The Legislature might constitutionally prescribe that the act should not take effect until it was accepted by the voters of Haverhill. This was a matter of local concern, which is an exception to the rule that general legislative authority cannot be delegated. The question whether the Australian ballot shall be adopted may be referred to the voters of a town. Cole v. Tucker, 164 Mass. 486 . See also cases cited in Opinion of the Justices, 160 Mass. 586 . Whatever may be thought of the question whether the voting of women at an election of town officers in a particular town is a matter merely of local concern or is of general concern to the whole State, about which the justices differed in the opinions last cited, we think it plain that the adoption of an amended city charter of this kind is strictly a local matter. Indeed, the provision requiring the consent of the inhabitants to the creation of a city in article 2 of the Amendments to the Constitution, quoted above, tends to confirm this view. See also Stone v. Charlestown, 114 Mass. 214 ; Wales v.

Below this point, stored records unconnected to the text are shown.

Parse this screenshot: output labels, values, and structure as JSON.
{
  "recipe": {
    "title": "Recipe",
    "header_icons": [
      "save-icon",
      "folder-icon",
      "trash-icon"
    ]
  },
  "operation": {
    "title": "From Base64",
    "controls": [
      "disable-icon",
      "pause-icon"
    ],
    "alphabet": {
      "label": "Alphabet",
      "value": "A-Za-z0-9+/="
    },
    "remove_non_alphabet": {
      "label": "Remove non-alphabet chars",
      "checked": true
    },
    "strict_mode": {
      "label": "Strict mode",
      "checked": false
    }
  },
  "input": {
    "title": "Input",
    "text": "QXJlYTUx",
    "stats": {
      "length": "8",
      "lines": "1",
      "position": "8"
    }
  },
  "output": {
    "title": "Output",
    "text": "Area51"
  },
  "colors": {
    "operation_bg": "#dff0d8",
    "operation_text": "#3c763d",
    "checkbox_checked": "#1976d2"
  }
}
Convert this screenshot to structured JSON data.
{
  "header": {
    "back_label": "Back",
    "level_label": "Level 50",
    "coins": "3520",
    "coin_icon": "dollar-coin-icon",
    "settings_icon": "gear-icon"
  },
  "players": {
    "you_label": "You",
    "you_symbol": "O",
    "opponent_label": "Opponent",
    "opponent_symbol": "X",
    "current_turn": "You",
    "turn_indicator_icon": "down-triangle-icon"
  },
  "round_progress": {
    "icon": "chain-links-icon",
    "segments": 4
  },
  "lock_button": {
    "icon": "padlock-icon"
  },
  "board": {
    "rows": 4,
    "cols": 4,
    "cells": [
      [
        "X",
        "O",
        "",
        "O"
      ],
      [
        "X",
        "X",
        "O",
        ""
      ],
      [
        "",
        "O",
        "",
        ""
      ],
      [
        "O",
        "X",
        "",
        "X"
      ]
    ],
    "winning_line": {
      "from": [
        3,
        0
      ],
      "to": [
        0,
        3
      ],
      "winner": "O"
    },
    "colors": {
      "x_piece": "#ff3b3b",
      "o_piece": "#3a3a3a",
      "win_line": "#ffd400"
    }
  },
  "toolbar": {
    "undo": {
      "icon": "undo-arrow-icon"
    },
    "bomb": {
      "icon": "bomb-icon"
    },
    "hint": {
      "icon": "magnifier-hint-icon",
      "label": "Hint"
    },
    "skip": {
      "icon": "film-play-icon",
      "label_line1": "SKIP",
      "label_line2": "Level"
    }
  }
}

Belcher, 3 Pick. 508 ; Commonwealth v. Hilton, 174 Mass. 29 . For statutes illustrative of the principle, see St. 1907, c. 560, s.s. 145, 113, 108-143, 362, 363, 364, 367, 368 ; St. 1906, c. 252, s. 1. The passage of statutes to take effect only in such towns as vote to accept their provisions has been common for many years.
The provision for the so called initiative and referendum in regard to the adoption of ordinances is not unconstitutional. Legislation in towns, by by-laws, in regard to subjects strictly of local concern, has been a part of the law of Massachusetts from the earliest times. Opinion of the Justices, 160 Mass. 586 , 590. Whether such legislation shall be inaugurated by the people, or entirely by a representative body or board of officers, is a matter of regulation in regard to which our Constitution is silent. It is therefore for the General Court to determine by enactment.
The provisions of the Constitution which forbid the adoption of the so called initiative and referendum in general legislation do not extend to the making of by-laws and ordinances by towns or cities under the authority of the Legislature, in regard to subjects of local concern. Opinion of the Justices, 160 Mass. 586 , 589.